Le capitaine Alfonso explique que la protection civile repose sur deux piliers : la connaissance et l’action, toutes deux visant à protéger les populations. Elle fait intégralement partie de la société et se manifeste chaque jour autour de nous, même si l’on peut avoir tendance à l’oublier. Dans le paysage médiatique, par exemple, il est rare qu’un lien explicite soit établi entre les opérations de secours en cas d’incident majeur et les mécanismes de protection civile dans lesquels elles s’inscrivent. Cependant, les sociétés interdépendantes d’aujourd’hui font que les cadres de coopération transnationaux gagnent chaque jour en pertinence, d’autant plus que les effets du changement climatique augmentent en intensité et en portée.

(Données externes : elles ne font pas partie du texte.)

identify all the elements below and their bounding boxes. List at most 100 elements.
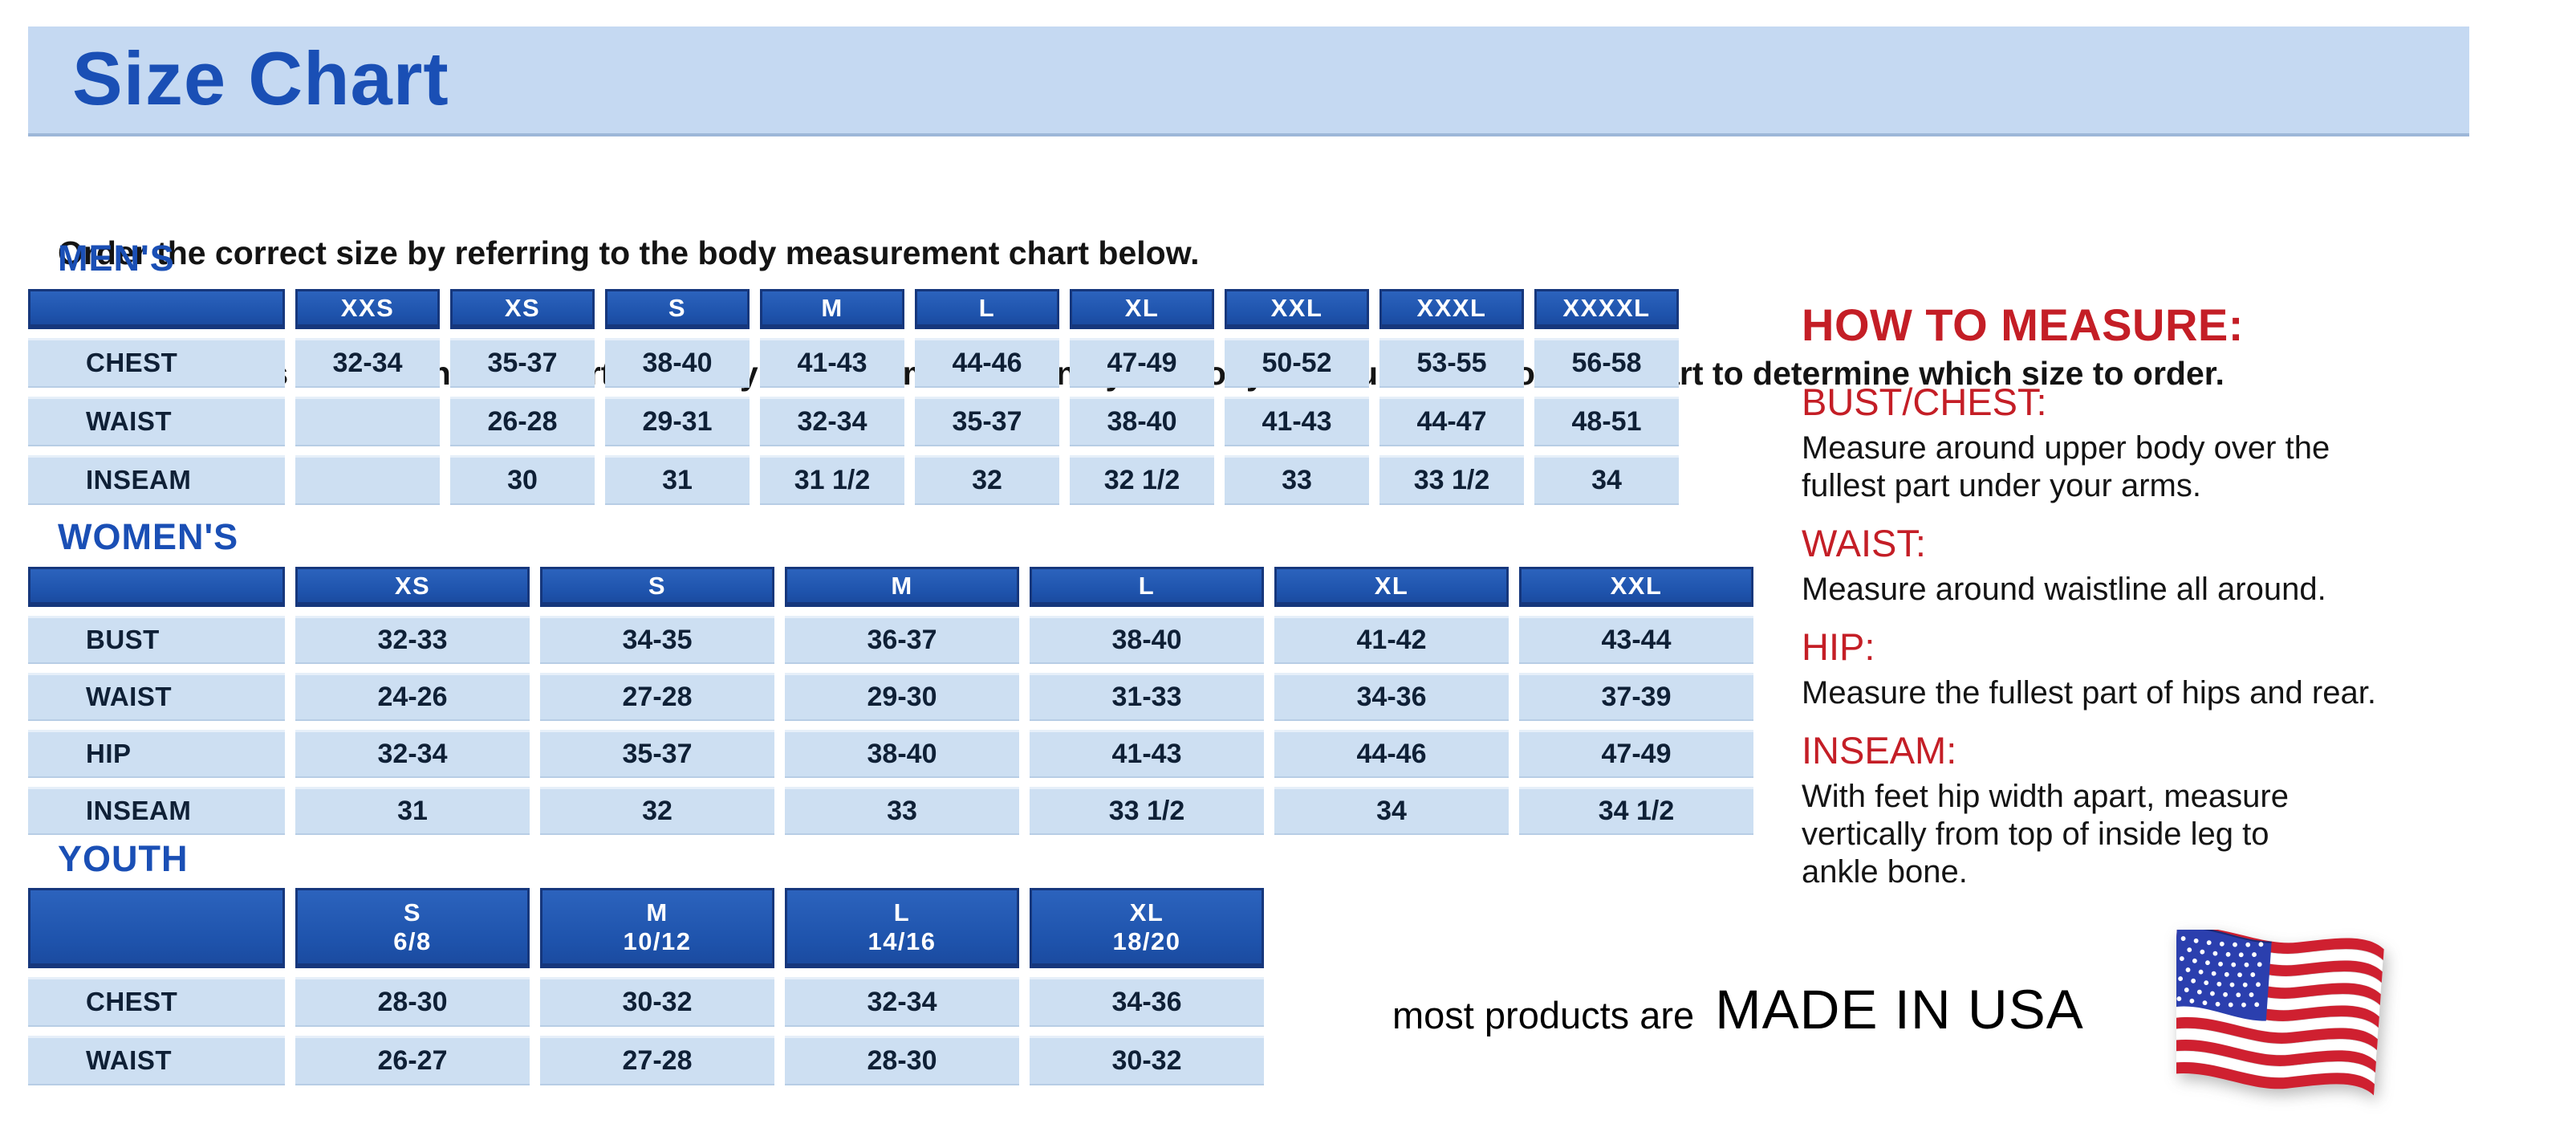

Face au changement climatique, la coopération euro-méditerranéenne en matière de protection civile est d’une importance capitale. Dans ce contexte, les mécanismes de protection civile doivent constamment s’adapter pour pouvoir anticiper, se préparer et répondre aux catastrophes de manière efficace et opportune. Le capitaine Alfonso a tendance à voir son “verre à moitié plein”, et préfère se concentrer sur les opportunités cachées derrière les défis. À titre d’exemple, il est intimement convaincu que les pays de la rive sud de la Méditerranée, qui ont commencé à ressentir l’impact négatif du changement climatique bien avant d’autres régions, peuvent apporter beaucoup de connaissances en matière de résilience. Tel qu’il l’explique, « ces pays sont un laboratoire de bonnes pratiques et une vision de l’avenir de certaines des zones les plus méridionales de l’Europe ». Qu’il s’agisse de sécheresse, de risques acridiens, d’événements sismiques ou de crues soudaines, ce sont autant de catastrophes naturelles qui affectent les pays de la rive sud depuis plusieurs années.

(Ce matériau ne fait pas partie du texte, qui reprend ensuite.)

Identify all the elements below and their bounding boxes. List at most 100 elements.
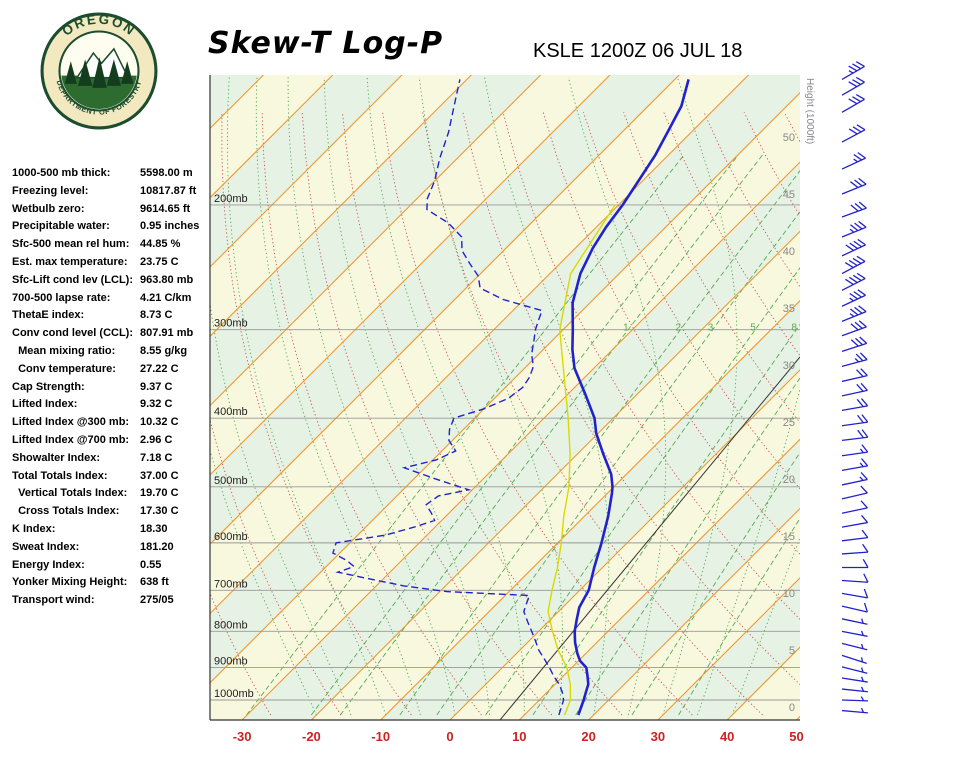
- moist-adiabats: [210, 76, 800, 716]
- index-value: 807.91 mb: [140, 327, 194, 340]
- index-label: Lifted Index @700 mb:: [12, 433, 130, 446]
- svg-text:0: 0: [789, 702, 795, 714]
- indices-panel: 1000-500 mb thick: 5598.00 m Freezing leve…: [12, 167, 212, 612]
- index-row: Conv temperature: 27.22 C: [12, 363, 212, 381]
- index-label: Transport wind:: [12, 594, 95, 607]
- index-value: 8.55 g/kg: [140, 344, 188, 357]
- index-label: Lifted Index @300 mb:: [12, 416, 130, 429]
- station-datetime: KSLE 1200Z 06 JUL 18: [533, 40, 743, 62]
- index-row: Total Totals Index: 37.00 C: [12, 470, 212, 488]
- svg-text:-30: -30: [233, 729, 252, 744]
- index-row: Freezing level: 10817.87 ft: [12, 185, 212, 203]
- index-label: Freezing level:: [12, 184, 89, 197]
- index-label: K Index:: [12, 522, 56, 535]
- svg-text:40: 40: [783, 246, 795, 258]
- index-value: 7.18 C: [140, 451, 173, 464]
- index-label: Precipitable water:: [12, 220, 110, 233]
- index-row: Est. max temperature: 23.75 C: [12, 256, 212, 274]
- index-value: 44.85 %: [140, 238, 181, 251]
- dewpoint-trace: [332, 79, 565, 716]
- index-value: 17.30 C: [140, 505, 179, 518]
- index-row: Precipitable water: 0.95 inches: [12, 220, 212, 238]
- index-value: 9614.65 ft: [140, 202, 191, 215]
- index-label: Total Totals Index:: [12, 469, 108, 482]
- index-row: Yonker Mixing Height: 638 ft: [12, 576, 212, 594]
- index-row: Showalter Index: 7.18 C: [12, 452, 212, 470]
- pressure-lines: [210, 204, 800, 701]
- svg-text:300mb: 300mb: [214, 318, 248, 330]
- index-row: Sfc-Lift cond lev (LCL): 963.80 mb: [12, 274, 212, 292]
- index-label: Conv cond level (CCL):: [12, 327, 134, 340]
- svg-text:5: 5: [789, 645, 795, 657]
- index-row: Cross Totals Index: 17.30 C: [12, 505, 212, 523]
- svg-text:50: 50: [789, 729, 803, 744]
- index-label: Vertical Totals Index:: [12, 487, 128, 500]
- svg-text:15: 15: [783, 531, 795, 543]
- index-value: 2.96 C: [140, 433, 173, 446]
- index-row: Cap Strength: 9.37 C: [12, 381, 212, 399]
- index-label: Mean mixing ratio:: [12, 344, 116, 357]
- index-row: ThetaE index: 8.73 C: [12, 309, 212, 327]
- index-value: 9.32 C: [140, 398, 173, 411]
- wind-barbs: [841, 61, 869, 714]
- plot-border: [209, 75, 800, 721]
- forestry-logo: OREGON DEPARTMENT OF FORESTRY: [40, 12, 158, 130]
- isotherm-lines: [210, 75, 800, 720]
- index-row: K Index: 18.30: [12, 523, 212, 541]
- index-value: 4.21 C/km: [140, 291, 192, 304]
- index-value: 0.55: [140, 558, 162, 571]
- svg-text:200mb: 200mb: [214, 193, 248, 205]
- index-label: Yonker Mixing Height:: [12, 576, 128, 589]
- index-row: 1000-500 mb thick: 5598.00 m: [12, 167, 212, 185]
- index-value: 37.00 C: [140, 469, 179, 482]
- index-label: Energy Index:: [12, 558, 85, 571]
- index-row: Energy Index: 0.55: [12, 559, 212, 577]
- index-value: 5598.00 m: [140, 167, 193, 179]
- index-value: 0.95 inches: [140, 220, 200, 233]
- wetbulb-trace: [547, 204, 616, 716]
- svg-text:600mb: 600mb: [214, 531, 248, 543]
- index-value: 18.30: [140, 522, 168, 535]
- svg-text:20: 20: [581, 729, 595, 744]
- reference-line: [499, 356, 800, 720]
- temp-axis-labels: -30 -20 -10 0 10 20 30 40 50: [233, 729, 804, 744]
- svg-text:-10: -10: [371, 729, 390, 744]
- index-label: Conv temperature:: [12, 362, 116, 375]
- index-row: Vertical Totals Index: 19.70 C: [12, 487, 212, 505]
- svg-text:30: 30: [783, 360, 795, 372]
- svg-text:500mb: 500mb: [214, 475, 248, 487]
- svg-text:2: 2: [675, 323, 681, 334]
- index-value: 9.37 C: [140, 380, 173, 393]
- index-label: Sfc-Lift cond lev (LCL):: [12, 273, 133, 286]
- svg-text:-20: -20: [302, 729, 321, 744]
- index-row: Mean mixing ratio: 8.55 g/kg: [12, 345, 212, 363]
- index-label: Showalter Index:: [12, 451, 101, 464]
- index-label: Wetbulb zero:: [12, 202, 85, 215]
- svg-text:30: 30: [651, 729, 665, 744]
- sounding-profiles: [332, 79, 690, 716]
- svg-text:10: 10: [512, 729, 526, 744]
- index-value: 10817.87 ft: [140, 184, 197, 197]
- index-value: 23.75 C: [140, 255, 179, 268]
- index-value: 638 ft: [140, 576, 169, 589]
- svg-text:45: 45: [783, 189, 795, 201]
- index-row: Sfc-500 mean rel hum: 44.85 %: [12, 238, 212, 256]
- index-label: ThetaE index:: [12, 309, 85, 322]
- index-label: Est. max temperature:: [12, 255, 128, 268]
- svg-text:400mb: 400mb: [214, 406, 248, 418]
- index-row: Transport wind: 275/05: [12, 594, 212, 612]
- index-value: 27.22 C: [140, 362, 179, 375]
- svg-text:20: 20: [783, 474, 795, 486]
- index-label: Cross Totals Index:: [12, 505, 120, 518]
- index-row: 700-500 lapse rate: 4.21 C/km: [12, 292, 212, 310]
- svg-text:700mb: 700mb: [214, 578, 248, 590]
- mixing-ratio-lines: [246, 154, 800, 716]
- index-value: 963.80 mb: [140, 273, 194, 286]
- index-row: Lifted Index @300 mb: 10.32 C: [12, 416, 212, 434]
- svg-text:25: 25: [783, 417, 795, 429]
- index-row: Wetbulb zero: 9614.65 ft: [12, 203, 212, 221]
- index-value: 10.32 C: [140, 416, 179, 429]
- index-value: 181.20: [140, 540, 174, 553]
- svg-text:900mb: 900mb: [214, 656, 248, 668]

Depuis 2009, le « Programme Euromed de prévention, de préparation et de réponse aux catastrophes naturelles et d’origine humaine » (PPRD South, de son acronyme anglais) fournit un cadre pour la coopération régionale en matière de protection civile. Impliqué dans ce programme, le capitaine Alfonso souligne plusieurs avantages apportés par celui-ci, à commencer par sa portée régionale et sous-régionale qui permet de couvrir une large zone géographique. Ce projet permet également de planifier et de construire à long terme autour d’une plateforme commune, tout en offrant une approche holistique du cycle de gestion de crise en termes de prévention, de préparation, de réponse et de reconstruction.

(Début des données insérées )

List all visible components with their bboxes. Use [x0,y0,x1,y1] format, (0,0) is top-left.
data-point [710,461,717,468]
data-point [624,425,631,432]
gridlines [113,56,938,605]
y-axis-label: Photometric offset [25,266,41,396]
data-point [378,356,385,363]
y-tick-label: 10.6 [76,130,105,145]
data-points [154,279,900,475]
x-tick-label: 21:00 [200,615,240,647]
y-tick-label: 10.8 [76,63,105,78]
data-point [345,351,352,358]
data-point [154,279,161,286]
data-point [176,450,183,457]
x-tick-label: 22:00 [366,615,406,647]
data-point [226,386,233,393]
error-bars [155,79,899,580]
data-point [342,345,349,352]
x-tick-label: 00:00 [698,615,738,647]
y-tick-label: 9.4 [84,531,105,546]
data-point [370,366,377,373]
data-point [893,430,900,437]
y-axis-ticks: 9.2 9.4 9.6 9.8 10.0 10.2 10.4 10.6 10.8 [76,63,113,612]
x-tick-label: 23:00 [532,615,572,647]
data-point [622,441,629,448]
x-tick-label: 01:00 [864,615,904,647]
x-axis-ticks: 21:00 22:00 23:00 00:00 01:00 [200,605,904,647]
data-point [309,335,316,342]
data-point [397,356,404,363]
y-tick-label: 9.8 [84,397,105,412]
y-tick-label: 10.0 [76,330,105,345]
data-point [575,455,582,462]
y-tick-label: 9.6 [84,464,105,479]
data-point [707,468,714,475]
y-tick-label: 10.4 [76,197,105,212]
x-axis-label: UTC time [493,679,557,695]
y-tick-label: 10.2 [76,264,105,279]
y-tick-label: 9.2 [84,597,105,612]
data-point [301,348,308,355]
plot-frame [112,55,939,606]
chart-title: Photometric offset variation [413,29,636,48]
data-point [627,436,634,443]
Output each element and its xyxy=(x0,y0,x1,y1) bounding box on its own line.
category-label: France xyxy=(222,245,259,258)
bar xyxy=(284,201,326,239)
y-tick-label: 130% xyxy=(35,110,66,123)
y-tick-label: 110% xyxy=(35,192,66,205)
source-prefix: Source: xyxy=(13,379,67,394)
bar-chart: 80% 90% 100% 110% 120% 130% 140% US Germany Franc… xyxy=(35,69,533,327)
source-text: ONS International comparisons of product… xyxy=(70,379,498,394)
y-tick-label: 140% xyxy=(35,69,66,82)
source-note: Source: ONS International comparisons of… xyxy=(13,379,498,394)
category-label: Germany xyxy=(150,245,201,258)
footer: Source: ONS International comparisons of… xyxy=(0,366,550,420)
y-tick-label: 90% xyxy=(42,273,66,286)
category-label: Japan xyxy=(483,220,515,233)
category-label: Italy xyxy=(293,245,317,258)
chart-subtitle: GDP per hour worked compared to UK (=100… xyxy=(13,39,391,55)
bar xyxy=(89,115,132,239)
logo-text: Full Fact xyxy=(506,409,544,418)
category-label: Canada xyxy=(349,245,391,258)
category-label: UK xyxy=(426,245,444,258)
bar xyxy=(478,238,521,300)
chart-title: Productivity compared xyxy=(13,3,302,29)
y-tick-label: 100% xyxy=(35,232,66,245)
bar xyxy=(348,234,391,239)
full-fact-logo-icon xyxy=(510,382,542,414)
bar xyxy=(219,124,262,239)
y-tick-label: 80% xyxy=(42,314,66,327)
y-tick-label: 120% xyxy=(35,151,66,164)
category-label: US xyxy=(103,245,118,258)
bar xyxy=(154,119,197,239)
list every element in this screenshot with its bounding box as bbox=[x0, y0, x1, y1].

La coopération multilatérale pose souvent des défis, encore plus en ce qui concerne la protection civile, car elle reflète les sociétés dans lesquelles elle est construite, s’adaptant à ses exigences uniques ainsi qu’aux besoins de la population. Cependant, des programmes tels que le PPRD et les échanges cultivés au fil des ans entre les deux rives de la Méditerranée ont conduit à une forme d’harmonisation en termes de connaissance et de réponse, renforçant la qualité des résultats stratégiques, tactiques et opérationnels.
Le capitaine Alfonso aime se souvenir du moment où il a senti que son travail portait ses fruits. Dans un contexte où des pertes humaines peuvent survenir malgré des efforts et sacrifices considérables, il peut parfois être difficile de voir la lumière au bout du tunnel.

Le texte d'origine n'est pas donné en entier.